Fear is contagious — and people actually feel it more in a crowd

PASADENA, Calif. — Fear really is contagious, and scientists say having more people around you for support won’t help. So much for “strength in numbers.”

Researchers from the California Institute of Technology used a haunted house experience with 17 rooms containing various spooky threats during their experiment. They found people were actually more scared when the group walking through the house was larger. The team also found that their fear built up and increased as people moved from room to room.

Scientists say when faced with fear, people are more likely to have a heightened physical response when other people are around. This “phasic effect” involves rapid changes the body experiences as it responds to an event and is more likely to happen when other people are dealing with the same thing.

So, if a friend is shaking with fear and reacts to traumatic triggers, the study finds even the calmest person may also be startled by that trigger.

The study invited participants to go through the haunted house either alone or in a group and asked them to wear physiological-monitoring wristbands. During the 30-minute experience, they encountered situations that mimicked the threat of suffocation, an oncoming speeding car, and a volley of shots from a firing squad.

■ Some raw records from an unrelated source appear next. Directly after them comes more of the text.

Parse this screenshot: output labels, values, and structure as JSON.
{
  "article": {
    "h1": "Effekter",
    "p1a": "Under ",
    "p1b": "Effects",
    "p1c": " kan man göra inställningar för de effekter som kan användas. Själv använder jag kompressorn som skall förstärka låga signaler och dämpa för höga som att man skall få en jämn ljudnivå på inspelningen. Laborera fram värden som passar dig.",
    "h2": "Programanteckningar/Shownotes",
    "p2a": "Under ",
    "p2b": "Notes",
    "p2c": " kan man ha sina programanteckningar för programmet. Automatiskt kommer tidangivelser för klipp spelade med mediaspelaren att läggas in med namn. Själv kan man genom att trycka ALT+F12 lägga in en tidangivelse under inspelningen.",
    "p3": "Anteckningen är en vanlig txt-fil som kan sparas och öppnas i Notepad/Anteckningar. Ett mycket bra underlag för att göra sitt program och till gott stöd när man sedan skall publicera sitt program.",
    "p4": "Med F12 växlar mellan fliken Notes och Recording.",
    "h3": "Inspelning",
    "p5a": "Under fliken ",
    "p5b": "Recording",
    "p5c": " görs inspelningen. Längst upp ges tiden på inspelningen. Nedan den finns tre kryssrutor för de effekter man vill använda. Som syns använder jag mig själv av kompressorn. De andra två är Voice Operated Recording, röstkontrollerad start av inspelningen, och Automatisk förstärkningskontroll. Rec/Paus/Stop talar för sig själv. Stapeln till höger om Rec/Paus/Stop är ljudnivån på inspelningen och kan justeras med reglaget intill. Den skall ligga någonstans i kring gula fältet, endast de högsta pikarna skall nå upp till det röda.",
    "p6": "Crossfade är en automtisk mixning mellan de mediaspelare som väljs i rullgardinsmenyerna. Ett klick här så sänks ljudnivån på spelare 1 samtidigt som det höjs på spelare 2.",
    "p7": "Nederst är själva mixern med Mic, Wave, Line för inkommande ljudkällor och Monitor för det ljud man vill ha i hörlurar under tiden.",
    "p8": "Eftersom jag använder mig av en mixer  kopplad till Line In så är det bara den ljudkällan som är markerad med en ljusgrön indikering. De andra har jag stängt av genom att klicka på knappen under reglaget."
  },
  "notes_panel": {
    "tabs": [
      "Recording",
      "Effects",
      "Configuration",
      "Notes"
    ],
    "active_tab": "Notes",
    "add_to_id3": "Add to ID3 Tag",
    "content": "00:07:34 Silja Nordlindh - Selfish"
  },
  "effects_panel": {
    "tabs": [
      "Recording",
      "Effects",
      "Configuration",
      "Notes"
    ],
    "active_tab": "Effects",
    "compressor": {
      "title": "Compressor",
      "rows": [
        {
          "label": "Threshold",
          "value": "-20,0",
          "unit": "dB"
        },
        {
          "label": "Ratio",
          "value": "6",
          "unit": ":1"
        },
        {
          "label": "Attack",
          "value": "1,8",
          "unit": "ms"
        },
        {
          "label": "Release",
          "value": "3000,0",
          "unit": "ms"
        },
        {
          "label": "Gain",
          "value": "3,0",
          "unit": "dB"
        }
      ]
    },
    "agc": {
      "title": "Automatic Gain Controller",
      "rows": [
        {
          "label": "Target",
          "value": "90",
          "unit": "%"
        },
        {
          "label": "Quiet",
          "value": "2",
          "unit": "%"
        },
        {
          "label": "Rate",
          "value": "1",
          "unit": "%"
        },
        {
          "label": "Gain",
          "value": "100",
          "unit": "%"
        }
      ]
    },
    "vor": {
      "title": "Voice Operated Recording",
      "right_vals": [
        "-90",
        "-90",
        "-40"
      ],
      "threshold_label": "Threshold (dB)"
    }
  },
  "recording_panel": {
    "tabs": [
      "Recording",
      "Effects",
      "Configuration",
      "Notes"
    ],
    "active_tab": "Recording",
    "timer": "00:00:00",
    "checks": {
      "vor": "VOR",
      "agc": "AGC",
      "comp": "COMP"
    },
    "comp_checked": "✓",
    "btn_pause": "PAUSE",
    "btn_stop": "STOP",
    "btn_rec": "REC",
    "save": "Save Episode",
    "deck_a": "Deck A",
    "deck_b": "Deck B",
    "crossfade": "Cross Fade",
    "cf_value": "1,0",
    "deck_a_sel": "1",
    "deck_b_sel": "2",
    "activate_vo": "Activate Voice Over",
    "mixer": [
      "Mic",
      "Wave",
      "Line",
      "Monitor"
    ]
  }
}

Results showed a positive association between the number of friends in a group and tonic arousal — which reflects the body’s overall physical response to stress or emotion. On average, the more friends that participants had with them while touring the haunted house, the higher their physical response. Other findings revealed that participants with an initially strong response to the first room of the haunted house showed increased responses as they visited other rooms.

‘Your body picks up’ on a scared friend’s signals

“There are a lot of factors that influence how human bodies respond to threat,” says Dr. Sarah Tashjian in a media release. “We found that friend-related emotional contagion, threat predictability, and subjective feelings of fear were all relevant for the body mounting a response.”

“We interpreted this to reflect fear contagion—if your friends are around, your body picks up on their signals and has a higher level of arousal even in the absence of specific scares or startles,” Tashjian adds. “In the lab, it is difficult to study the effects of groups on physiology.”

“If your body is more cued-in to the threatening event, you also psychologically feel more fear,” the study author continues.

“From a results perspective, this study is distinct because we measure multiple aspects of skin conductance, including slow responding, rapid responding, frequency of responses, and level of responses,” Tashjian explains. “Most studies use just one of these measures, which limits our understanding of how dynamic the sympathetic nervous system is and how different factors exert different influences on biology.”

“We show that friends increase overall arousal, that unexpected scares produce more responses and higher levels of responses in the body than predictable scares, and that more frequent responses from the body manifest as feeling more afraid,” the researcher concludes. “And we show all of this using an intensive, immersive, live-action threat environment.”

The research is published in the journal Psychological Science.

South West News Service writer Joe Morgan contributed to this report.